For these travelers, the description of foreign lands served the purpose, aimed at their Latin American audiences, of American and national self-definition. As Americans abroad, they positioned themselves as representatives of their nations and their continent to make them known not only to the foreigners they considered ignorant of the American realities, but also to themselves. For both, self-knowledge entailed an outsider's perspective, and their books of travels, where they themselves are the outsiders, offer us a glimpse into their thought processes as they forged their own identities and contributed to the growing corpus of literature by men and women that wrote Argentina's coming of age as a nation.
As citizens of a postcolonial nation, in a world where colonialism was not dead and new patterns of supremacy were rapidly emerging, Sarmiento and Mansilla wrote from an ambivalent perspective that led them to assert their own intellectual and cultural independence, and to define americanism without letting go of their ambivalent attachment to northern European culture. This conflict is present in all postcolonial societies, and affects the white European settlers' problem "of establishing their "indigeneity" and distinguishing it from their continuing sense of their European inheritance." (17) Their worldview was dominated by patterns of subordination. For Americans looking from the South, the "center of the world was not as important as the overwhelming presence of the periphery or even the existence of multiple, shifting centers. These writers also expressed ambivalence in their attempts to establish the originality and superiority of America while being confronted with European civilizations. Travel put them in contact with other nations, and from this emerged a remapping of their worlds according to relationships of hegemony and a competitiveness between the travelers and the host countries. Travel also forced them to find compromises between civility in criticism and upholding the self-respect and dignity of their own cultures. In the end, both felt overwhelmed by an Anglo-Saxon culture powerful enough to transform everything, though for Sarmiento the transformation was inspiring and desirable, and for Mansilla merely a curiosity to which she still preferred France.
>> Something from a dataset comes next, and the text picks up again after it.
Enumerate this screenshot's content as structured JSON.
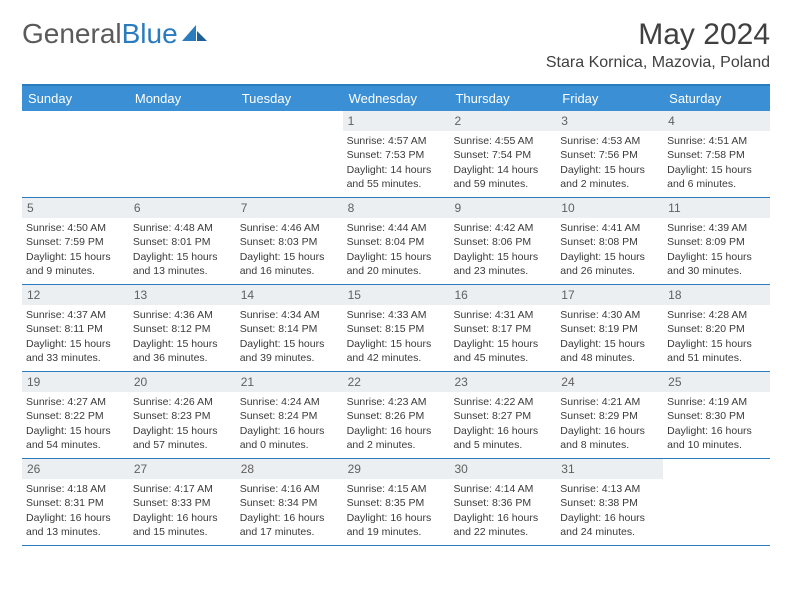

Sarmiento, who had repudiated his European origins, went to the United States in search of a future, to choose his models rather than be bound to his ancestors. For him, at this stage, finding a new model appears to be more important than absolute independence. Mansilla clutched her adopted Frenchness as she went to the United States to find entertainment, education, and experiences to share with her readers.
Though both these travel books dwell extensively on the departure from the homeland and the initial voyage across the ocean, the ending differs significantly. Mansilla left the United States in the midst of a crisis because Argentina's political upheavals demanded her husband's return to the Old World, and interrupted her own work at a point which made it impossible for her to give her book a rounded finish. For Sarmiento, the end of the trip marked not the consciousness of the end of an era but a tangibly separate reality. The departure brought him a painful awareness that the successful America he had contemplated ended with the United States' territory. The last paragraph of Viajes describes Sarmiento's departure from New Orleans in a dirty, uncomfortable ship bound for Havana, significantly still a colonized part of the New World: "El mundo norteamericano concluía, y principiábamos a sentir con anticipación las colonias españolas a donde nos dirigíamos" (499).